Christie Harner Receives New England Humanities Consortium Award

Christie Harner, a faculty member of the Department of English and Creative Writing, has won an award from the New England Humanities Consortium for her project Reactivating and Reshaping Humanities Communities!  This is the second year that these grants have existed, and the first time that an award has been made to a Dartmouth faculty member.

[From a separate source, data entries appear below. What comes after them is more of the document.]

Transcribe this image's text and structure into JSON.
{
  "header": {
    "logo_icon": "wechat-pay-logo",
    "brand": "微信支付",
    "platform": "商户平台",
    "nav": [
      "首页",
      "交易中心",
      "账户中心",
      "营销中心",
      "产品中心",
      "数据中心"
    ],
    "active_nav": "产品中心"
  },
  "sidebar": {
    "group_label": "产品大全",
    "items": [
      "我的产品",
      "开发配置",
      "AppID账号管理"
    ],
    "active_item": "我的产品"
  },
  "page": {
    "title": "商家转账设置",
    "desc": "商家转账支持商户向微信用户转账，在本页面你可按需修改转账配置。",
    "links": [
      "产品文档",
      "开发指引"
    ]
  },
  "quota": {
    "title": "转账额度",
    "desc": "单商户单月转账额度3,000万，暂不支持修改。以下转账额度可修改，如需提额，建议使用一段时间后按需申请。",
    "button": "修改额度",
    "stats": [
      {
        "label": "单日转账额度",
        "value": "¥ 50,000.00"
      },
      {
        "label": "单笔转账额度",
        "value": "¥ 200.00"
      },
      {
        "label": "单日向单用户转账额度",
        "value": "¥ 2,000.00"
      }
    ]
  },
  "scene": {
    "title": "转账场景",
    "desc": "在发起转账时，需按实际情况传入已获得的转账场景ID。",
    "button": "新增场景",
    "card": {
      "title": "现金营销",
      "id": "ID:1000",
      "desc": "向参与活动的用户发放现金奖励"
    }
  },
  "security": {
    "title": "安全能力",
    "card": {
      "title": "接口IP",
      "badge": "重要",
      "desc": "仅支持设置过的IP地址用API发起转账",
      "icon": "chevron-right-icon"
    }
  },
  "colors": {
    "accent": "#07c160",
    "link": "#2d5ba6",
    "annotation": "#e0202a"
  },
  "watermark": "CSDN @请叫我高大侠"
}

Harner's project is titled "Reactivating and Reshaping Humanities Communities: Collaborative Humanistic Inquiry in Nineteenth-Century Britain and Today.” She  proposed it along with a colleague at Wheaton College, Winter Jade Werner.

 

The goal is to take diverse and newly formed nineteenth-century communities of humanistic inquirers (working men’s clubs, libraries, natural history museums, the first mass distance learning program, the Boy Scouts, etc.) as inspiration to rethink humanities education. The core questions in the proposal are: What institutions, in the nineteenth-century and today, complicate or help to redefine the function of the humanities? How might public humanities projects, specifically those engaged with nineteenth-century Britain, reactivate learning communities within and beyond the university: on campus, in local organizations, and online? What humanistic projects do participants want to pursue? What histories of humanistic inquiry might we find in the records of our local communities?

 

On a practical level, the project involves identifying colleagues and partners across NEHC institutions who can guest lecture in classes (sharing expertise and bringing in new definitions of the humanities) and collaborating with local off-campus partners (like the Norwich Public Library) to broaden definitions of humanities social impact. All participants, including local partners where possible, will join together (virtually or in person) for a symposium next spring, and Harner and Werner will then co-edit a special issue of a journal focused around the re-mapping of humanities education over the course of the project.